Valizimi alıp, öncelikli olarak uçuş hostesleri eşliğinde pasaport işlemlerimi bitirip çıkışa yaklaştıkça, yolcusunu bekleyen insanların yüzlerine bakınca anladım hemen beni bekleyenlerin kimler olduğunu. Gerçi ingilizlerin beyaz tenleri ve soluk benizlerinin arasında kabak gibi sırıtıyordu ben türküm diye bizim nispeten esmer tenli akrabalar ama yine de arada bir kan bağı olduğu düşünülürse onları hissetmem doğal sayılabilir…
Sanki sadece haftasonu için okul kampıyla tatile gitmişim de, beni almaya gelmiş ebebeynlerimmiş gibi sarıldık ve tanıştırıldık. Üç kuzenimden Mustafa ve Hüseyin olanı gelmişti beni almaya ve babaları(eniştem) birde. Ablaları yani Aygül kuzen ve halam evde beni bekliyorlardı. Valizlerimi ve sırt çantamı aralarında bölüşünce arabaya doğru yola çıktık. Dediğim gibi sanki üç, beş gün önce ayrılmıştık ve ben sürekli böyle gezilerden dönen evin küçük oğluydum. Birdenbire kendimi sanki daha önceden bu hayatın içindeymişim de geçici olarak (on iki yıl kadar) uzaklaşmışım gibi hissettim. Eve dönerken her zaman uğradığımız (!) pastaneden ekmekleri alırken bile yabancılık hissetmedim. Sadece konuşmalarda biraz zorlandım. İngilizce, türkçe arası farklı ve özgün bir dil geliştirmişlerdi kendi aralarında. Alışmam bir hafta sürdü…

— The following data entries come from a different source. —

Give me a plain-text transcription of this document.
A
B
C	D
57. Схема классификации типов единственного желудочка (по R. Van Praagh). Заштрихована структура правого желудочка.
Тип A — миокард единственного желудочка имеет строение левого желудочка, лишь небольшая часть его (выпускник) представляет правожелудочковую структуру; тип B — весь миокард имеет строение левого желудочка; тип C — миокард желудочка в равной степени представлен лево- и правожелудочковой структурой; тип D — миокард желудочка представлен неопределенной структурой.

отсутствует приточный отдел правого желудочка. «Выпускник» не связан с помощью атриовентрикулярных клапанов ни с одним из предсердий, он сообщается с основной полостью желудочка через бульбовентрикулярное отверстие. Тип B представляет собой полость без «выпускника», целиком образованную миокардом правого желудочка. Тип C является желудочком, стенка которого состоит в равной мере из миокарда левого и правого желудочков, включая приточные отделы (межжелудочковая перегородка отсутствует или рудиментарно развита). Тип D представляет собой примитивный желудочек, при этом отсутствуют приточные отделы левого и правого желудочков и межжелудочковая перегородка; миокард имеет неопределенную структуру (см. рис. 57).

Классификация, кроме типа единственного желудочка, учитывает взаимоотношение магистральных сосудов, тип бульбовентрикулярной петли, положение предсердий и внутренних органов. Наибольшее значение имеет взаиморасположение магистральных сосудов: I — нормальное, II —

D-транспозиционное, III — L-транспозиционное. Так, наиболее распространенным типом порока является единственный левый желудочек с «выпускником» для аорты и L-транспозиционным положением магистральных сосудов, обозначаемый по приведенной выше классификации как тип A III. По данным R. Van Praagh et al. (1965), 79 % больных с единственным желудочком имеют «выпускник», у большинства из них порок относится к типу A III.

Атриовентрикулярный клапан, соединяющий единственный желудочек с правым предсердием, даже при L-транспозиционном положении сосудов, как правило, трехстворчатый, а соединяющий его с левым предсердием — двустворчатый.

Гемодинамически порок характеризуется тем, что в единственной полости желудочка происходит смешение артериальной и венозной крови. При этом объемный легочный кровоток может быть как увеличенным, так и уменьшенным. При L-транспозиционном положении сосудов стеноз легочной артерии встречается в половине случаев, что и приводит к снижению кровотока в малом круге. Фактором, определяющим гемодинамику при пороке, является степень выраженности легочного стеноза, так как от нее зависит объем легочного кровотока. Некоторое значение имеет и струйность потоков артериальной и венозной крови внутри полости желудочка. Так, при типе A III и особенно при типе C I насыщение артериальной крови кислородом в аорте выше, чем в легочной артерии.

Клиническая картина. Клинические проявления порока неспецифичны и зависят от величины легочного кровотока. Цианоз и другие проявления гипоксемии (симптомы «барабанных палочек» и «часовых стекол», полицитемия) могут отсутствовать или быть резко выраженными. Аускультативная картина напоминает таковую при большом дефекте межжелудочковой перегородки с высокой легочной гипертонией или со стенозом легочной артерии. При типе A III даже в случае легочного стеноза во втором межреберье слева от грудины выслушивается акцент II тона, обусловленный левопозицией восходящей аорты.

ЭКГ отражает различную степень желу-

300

Toplam iki ay kadar kaldım ve hayatımda geçirdiğim en eğlenceli tatili yaşadım. Benden sırasıyla iki, dört ve yedi yaş büyük olan kuzenlerimin içinde en çok bana yakın hissettiğim benden iki yaş büyük olan kuzenim MUSTAFA oldu. Aslında biraz da bu yazının baş kahramanı olan Mustafa. Bir tek ona abi demedim. Benden büyük olmasına rağmen. O kadar kendimden hissettim ki ayrılırken bir tek ona sarılıp ağladım veda sahnesinde. Ve bir tek onu özledim tatillerde gelmesi için, ve onunla Mersin barlarında sabahlara kadar kız tavlama çabaları sergiledik onbeş, onaltı yaşlarımızda. Ve yine ilk kavgamızı onun için yapmıştık. Gecenin bir yarısı beni uykumun en tatlı yerinde uyandırıp, yumruk yediği gözüne boca ettiği bir avuç kremin ardından bana gözündeki morluğun belli olup olmadığını sorduğunda da, ertesi gün babama gözünü gece bar çıkışında sarhoş kafa direğe çarptığını söylediğinde de beraberdik. Nasıl bir direkse o, bodoslama sadece gözünün etrafına çarpmıştı.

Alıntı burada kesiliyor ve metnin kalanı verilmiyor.